A noise robust method for 2D shape estimation of moving objects in video sequences considering a moving camera

Abstract

For the coding of image sequences at very low bit rates, it has been shown that the coding efficiency can be increased by taking into account the shape of moving objects in the scene. Moreover, the upcoming ISO/MPEG-4 standard considers the 2D shape of moving objects not only for reasons of coding efficiency, but also to provide the user with so-called content-based functionalities. However, the perfect automatic segmentation of moving objects in image sequences is still an unsolved problem. In this paper, an algorithm for automatic, noise robust 2D shape estimation of moving objects in video sequences is presented, which considers a moving camera. The algorithm consists of four main steps. In the first step, a possibly apparent camera motion is estimated and compensated. By the second step, a possibly apparent scene cut is detected, and if necessary the segmentation algorithm is reset. In the third step, a change detection mask is estimated by a relaxation technique, using local thresholds which consider the state of neighbouring pels. By the fourth step, regions where the background has been uncovered by a moving object are estimated, using motion information from a displacement vector field. Finally, the resulting object mask is adapted to luminance edges in the corresponding image, in order to improve the shape accuracy.

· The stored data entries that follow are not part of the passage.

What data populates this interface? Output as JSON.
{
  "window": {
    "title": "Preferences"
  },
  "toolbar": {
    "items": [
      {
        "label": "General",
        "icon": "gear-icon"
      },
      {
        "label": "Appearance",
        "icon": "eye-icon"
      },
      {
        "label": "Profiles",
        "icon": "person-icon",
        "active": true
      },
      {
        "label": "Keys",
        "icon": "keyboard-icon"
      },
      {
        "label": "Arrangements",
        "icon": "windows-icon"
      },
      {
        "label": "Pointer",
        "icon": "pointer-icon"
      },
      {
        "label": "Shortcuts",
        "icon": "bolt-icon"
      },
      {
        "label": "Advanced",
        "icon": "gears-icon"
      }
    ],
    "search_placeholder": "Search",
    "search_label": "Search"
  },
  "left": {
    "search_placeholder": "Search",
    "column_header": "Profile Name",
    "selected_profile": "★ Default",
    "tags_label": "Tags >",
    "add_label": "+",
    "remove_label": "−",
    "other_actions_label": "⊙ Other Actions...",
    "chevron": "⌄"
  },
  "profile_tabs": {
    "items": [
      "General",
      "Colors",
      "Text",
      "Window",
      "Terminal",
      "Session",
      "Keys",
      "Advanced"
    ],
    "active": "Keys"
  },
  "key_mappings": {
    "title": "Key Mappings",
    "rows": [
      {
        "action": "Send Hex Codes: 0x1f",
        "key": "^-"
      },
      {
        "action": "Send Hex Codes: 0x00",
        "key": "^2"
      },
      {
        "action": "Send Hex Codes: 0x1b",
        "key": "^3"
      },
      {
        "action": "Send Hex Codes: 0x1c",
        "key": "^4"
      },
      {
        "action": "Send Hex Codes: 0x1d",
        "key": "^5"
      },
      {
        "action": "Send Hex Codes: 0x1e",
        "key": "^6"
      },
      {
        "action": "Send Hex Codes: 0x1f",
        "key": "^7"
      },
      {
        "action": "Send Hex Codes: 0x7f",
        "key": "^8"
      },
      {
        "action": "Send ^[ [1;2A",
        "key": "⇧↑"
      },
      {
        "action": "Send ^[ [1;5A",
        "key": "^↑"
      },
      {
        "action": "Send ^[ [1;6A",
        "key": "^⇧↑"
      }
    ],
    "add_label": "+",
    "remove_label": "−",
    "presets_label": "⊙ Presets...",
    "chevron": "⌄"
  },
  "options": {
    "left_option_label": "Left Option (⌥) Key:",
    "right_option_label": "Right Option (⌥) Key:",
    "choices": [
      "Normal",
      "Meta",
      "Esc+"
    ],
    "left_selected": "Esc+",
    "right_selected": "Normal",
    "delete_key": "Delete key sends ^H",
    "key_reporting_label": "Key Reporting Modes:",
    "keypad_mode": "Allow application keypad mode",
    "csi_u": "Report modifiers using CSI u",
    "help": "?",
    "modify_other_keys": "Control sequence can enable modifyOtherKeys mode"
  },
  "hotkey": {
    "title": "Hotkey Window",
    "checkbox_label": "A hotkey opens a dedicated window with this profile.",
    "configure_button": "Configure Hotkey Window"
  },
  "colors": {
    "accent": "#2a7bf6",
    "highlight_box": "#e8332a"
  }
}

Furthermore, the temporal coherency of the object mask is improved by applying a memory. The proposed algorithm is compared to an approach for 2D shape estimation of moving objects from the literature, which does not use any edge adaptation or object memory and which uses only one global threshold. The experimental results show that the resulting object shapes from the proposed algorithm look subjectively much better than those from the reference algorithm.